Karashi mayoneezu doresshingu / mustard mayonnaise dressing

An easy dressing for a small salad. Loosening mayonnaise with dashi while adding aromatic soy sauce is my favorite basic dressing for fresh greens, especially finely julienned cabbage that accompanies pan-fried or deep-fried dishes.

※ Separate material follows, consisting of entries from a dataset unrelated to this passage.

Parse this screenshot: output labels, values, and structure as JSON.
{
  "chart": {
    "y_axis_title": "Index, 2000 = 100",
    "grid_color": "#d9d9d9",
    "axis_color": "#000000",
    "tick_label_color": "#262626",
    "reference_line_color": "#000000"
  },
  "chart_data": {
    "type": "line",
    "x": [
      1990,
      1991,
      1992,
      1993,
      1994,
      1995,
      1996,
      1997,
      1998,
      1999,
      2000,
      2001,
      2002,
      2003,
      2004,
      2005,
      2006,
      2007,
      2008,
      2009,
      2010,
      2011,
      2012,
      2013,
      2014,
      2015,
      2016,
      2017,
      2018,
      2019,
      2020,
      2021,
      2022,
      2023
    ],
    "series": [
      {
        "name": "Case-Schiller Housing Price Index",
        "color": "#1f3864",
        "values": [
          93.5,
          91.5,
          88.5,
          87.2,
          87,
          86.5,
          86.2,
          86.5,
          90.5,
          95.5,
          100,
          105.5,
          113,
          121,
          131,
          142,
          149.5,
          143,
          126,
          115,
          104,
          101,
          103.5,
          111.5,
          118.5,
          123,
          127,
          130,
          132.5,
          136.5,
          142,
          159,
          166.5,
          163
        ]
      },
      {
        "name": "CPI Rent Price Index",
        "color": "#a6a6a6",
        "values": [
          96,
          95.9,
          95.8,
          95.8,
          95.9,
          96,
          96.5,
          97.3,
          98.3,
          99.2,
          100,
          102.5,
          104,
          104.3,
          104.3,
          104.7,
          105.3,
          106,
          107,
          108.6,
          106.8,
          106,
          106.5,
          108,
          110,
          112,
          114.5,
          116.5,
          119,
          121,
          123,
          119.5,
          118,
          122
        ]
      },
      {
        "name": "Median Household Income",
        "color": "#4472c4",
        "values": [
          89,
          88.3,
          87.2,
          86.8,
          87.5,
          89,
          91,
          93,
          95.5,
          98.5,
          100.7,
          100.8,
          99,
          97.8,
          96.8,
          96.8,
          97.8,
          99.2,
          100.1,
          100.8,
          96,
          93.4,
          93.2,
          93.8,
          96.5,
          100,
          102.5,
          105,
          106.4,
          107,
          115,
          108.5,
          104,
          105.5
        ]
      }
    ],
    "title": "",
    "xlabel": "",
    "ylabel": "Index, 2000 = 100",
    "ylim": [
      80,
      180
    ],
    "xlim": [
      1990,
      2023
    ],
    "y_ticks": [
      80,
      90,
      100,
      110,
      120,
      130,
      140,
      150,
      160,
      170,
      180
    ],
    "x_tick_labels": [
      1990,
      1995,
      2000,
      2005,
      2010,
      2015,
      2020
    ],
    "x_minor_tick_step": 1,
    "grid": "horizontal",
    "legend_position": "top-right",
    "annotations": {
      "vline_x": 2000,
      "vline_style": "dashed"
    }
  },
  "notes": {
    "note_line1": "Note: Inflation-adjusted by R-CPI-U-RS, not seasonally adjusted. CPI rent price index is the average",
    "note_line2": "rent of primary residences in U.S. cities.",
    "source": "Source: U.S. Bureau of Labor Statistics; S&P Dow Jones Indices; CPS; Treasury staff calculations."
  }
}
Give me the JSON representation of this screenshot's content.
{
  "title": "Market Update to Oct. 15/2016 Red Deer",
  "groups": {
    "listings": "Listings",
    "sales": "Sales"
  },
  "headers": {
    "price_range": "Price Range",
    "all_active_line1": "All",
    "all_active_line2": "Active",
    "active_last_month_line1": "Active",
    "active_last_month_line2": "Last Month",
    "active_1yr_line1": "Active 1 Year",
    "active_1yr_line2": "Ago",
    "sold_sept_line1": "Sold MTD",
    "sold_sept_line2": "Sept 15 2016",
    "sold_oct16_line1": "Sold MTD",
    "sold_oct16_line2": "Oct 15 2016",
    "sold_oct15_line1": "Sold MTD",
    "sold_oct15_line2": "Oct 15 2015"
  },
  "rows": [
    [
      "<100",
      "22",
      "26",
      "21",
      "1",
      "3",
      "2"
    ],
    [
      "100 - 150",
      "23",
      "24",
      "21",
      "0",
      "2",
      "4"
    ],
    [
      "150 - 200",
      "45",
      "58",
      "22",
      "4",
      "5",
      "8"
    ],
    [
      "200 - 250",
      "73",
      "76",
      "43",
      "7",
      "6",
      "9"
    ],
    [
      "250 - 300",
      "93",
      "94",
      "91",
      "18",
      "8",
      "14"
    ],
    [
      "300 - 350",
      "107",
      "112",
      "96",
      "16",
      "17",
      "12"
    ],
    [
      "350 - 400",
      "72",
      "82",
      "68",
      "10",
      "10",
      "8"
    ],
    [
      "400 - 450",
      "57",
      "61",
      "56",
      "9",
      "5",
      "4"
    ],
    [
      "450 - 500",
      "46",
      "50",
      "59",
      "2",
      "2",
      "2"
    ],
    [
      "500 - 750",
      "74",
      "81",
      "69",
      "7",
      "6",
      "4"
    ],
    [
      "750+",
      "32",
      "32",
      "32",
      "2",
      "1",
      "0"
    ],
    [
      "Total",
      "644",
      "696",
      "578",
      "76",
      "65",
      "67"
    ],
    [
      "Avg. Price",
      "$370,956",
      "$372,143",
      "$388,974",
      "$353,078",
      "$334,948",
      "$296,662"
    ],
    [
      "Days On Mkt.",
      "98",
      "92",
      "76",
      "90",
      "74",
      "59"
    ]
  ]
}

8 calories (1/2 of recipe); 0.2 g protein; 0.7 g fat; 0.2g carbohydrate; 0.2 g net carbs; 34 mg sodium (with 50% reduced-sodium soy sauce; 49 mg with regular soy sauce); 2 mg cholesterol; 0 g fiber


<Ingredients>
(Enough for 2 servings of a handful julienned vegetables each)
1/2 tsp mayonnaise
1/4 tsp karashi Japanese mustard powder
1/4 tsp soy sauce
1 tsp dashi


<Directions>
1.

Mix karashi and mayonnaise well.
Add soy sauce, and mix well.
Add dashi, and mix well.


2.

Immediately before eating, drizzle over salad (julienned cabbage, hakusai napa cabbage, kaiware daikon radish sprouts and cherry tomatoes in photo).

<Notes>
  • The amount per serving is on the small end. This dressing is to add an accent to vegetables and not to coat them.
  • For extra punch, grind over some black pepper at the end. For a refreshing note, replace part of mayonnaise with yogurt or replace part of dashi with lemon juice.
  • Depending on what vegetables you have, wasabi instead of karashi is very nice, too. 
  • This dressing would taste weak when paired with raw bulky vegetables such as cauliflower and broccoli. If using such vegetables, microwave to soften them somewhat.
  • Use of homemade mayonnaise can reduce the sodium content above by 10+ mg.